At that sight D-nice felt a deliberate relief slip right up next to him close as a crowded pocket. Jo-Jo and Jean hadn’t shared a word between them or practiced passing for even a handful of the three weeks and five days until prom night. Jo-Jo would act himself again, as he had not done for the three weeks and five days he and Jean were incommunicado, twenty-six days Jo-Jo had enumerated with dramatic gnashing, counting them off like a prisoner, bellyaching until a grist-biting envy grabbed piercing hold of D-nice’s left ear and nearly drove him to find Jean and tell him something Nana did say: Just for a reverend is in the Lord’s house don’t make it his sermon, or his sheep. Was it true? In sooth, D-nice didn’t know.

But he knew that he wanted to scream those three-and-some-odd weeks Jo-Jo was off his squash, punch something and scream, yell about it all, the two proms, the anteers and the antees. Punch the proms, the anteers, the antees, kick them all in the ben-was. Then the next year come ’round, Jo-Jo surprised them all and went to the Bruiser prom with Jean’s sister.

ALL JO-JO SAID WAS, It ain’t free, D, it ain’t free. And it ain’t what it looks, either.

When Jo-Jo was in fifth grade, his parents worked the night shift, leaving him in the care of his fat-cracklin’ half sister, whom Quint was stuck on sticky as blackstrap molasses. Whenever he four-wheeled out to see Jo-Jo’s sister, Quint dragged D’aron along, his rationale being that it was lonely pups most likely to piss on the sofa. While Quint and Jo-Jo’s sister made cow sounds in the back room, Jo-Jo and D’aron played Madden NFL on Xbox, camped on the couch, slouching, the one football position at which D’aron excelled.
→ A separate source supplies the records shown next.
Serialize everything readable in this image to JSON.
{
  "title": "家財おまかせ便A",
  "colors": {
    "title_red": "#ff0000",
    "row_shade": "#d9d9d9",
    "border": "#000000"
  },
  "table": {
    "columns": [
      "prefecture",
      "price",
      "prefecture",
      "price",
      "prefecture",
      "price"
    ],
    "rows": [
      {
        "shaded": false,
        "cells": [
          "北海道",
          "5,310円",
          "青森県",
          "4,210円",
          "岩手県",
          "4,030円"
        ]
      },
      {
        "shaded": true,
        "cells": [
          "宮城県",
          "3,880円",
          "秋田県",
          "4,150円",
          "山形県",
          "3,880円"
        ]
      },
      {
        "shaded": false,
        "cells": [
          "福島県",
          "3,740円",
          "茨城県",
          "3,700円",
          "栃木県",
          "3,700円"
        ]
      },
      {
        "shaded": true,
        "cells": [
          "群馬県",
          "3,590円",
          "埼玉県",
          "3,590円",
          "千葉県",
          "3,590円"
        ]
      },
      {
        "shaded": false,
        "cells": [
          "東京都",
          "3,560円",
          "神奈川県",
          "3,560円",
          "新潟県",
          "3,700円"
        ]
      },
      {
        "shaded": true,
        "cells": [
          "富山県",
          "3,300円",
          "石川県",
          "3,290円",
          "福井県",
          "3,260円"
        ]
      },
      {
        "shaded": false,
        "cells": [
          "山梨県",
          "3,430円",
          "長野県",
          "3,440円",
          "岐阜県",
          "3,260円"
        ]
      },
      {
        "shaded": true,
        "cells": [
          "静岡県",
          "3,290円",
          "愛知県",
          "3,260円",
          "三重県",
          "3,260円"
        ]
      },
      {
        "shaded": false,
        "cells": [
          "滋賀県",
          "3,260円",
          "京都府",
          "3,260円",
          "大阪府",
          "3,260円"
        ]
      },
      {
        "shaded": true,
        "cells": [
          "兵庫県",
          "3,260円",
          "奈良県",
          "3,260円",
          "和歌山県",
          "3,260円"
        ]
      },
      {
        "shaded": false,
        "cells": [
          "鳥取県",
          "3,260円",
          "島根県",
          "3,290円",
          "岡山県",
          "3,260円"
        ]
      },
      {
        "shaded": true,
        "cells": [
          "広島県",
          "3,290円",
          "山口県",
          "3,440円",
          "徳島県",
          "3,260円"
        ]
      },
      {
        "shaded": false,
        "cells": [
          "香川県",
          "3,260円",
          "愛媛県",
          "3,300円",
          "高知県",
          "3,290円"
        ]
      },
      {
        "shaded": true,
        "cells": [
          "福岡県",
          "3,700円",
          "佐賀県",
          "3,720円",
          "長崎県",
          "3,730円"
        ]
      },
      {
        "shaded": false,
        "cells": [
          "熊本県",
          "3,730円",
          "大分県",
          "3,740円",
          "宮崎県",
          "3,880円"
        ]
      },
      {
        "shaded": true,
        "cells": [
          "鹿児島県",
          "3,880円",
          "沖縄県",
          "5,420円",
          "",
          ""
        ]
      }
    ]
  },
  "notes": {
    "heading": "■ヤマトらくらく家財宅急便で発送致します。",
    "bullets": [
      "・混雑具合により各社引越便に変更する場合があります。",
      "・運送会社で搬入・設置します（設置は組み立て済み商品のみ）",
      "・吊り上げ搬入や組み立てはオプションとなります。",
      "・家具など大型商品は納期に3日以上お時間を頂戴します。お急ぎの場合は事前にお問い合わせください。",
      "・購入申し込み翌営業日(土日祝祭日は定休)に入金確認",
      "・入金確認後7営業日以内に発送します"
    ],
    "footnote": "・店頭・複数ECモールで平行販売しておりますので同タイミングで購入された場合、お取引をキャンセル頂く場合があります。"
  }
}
However he meant it, Jo-Jo was right when he insisted, It ain’t free. After Jo-Jo, who never missed a day of school or work, took off for Bruiser prom, he was fired, and coach benched him for a month, even though it cost the team three games, and Jo-Jo missed playing for the scouts. He didn’t complain a minute. Just smiled and said he was always running late and it finally caught up with him. D’aron nodded, wanting to believe him, all the while thinking everything was exactly as it fucking seemed, people just preferred to pretend otherwise.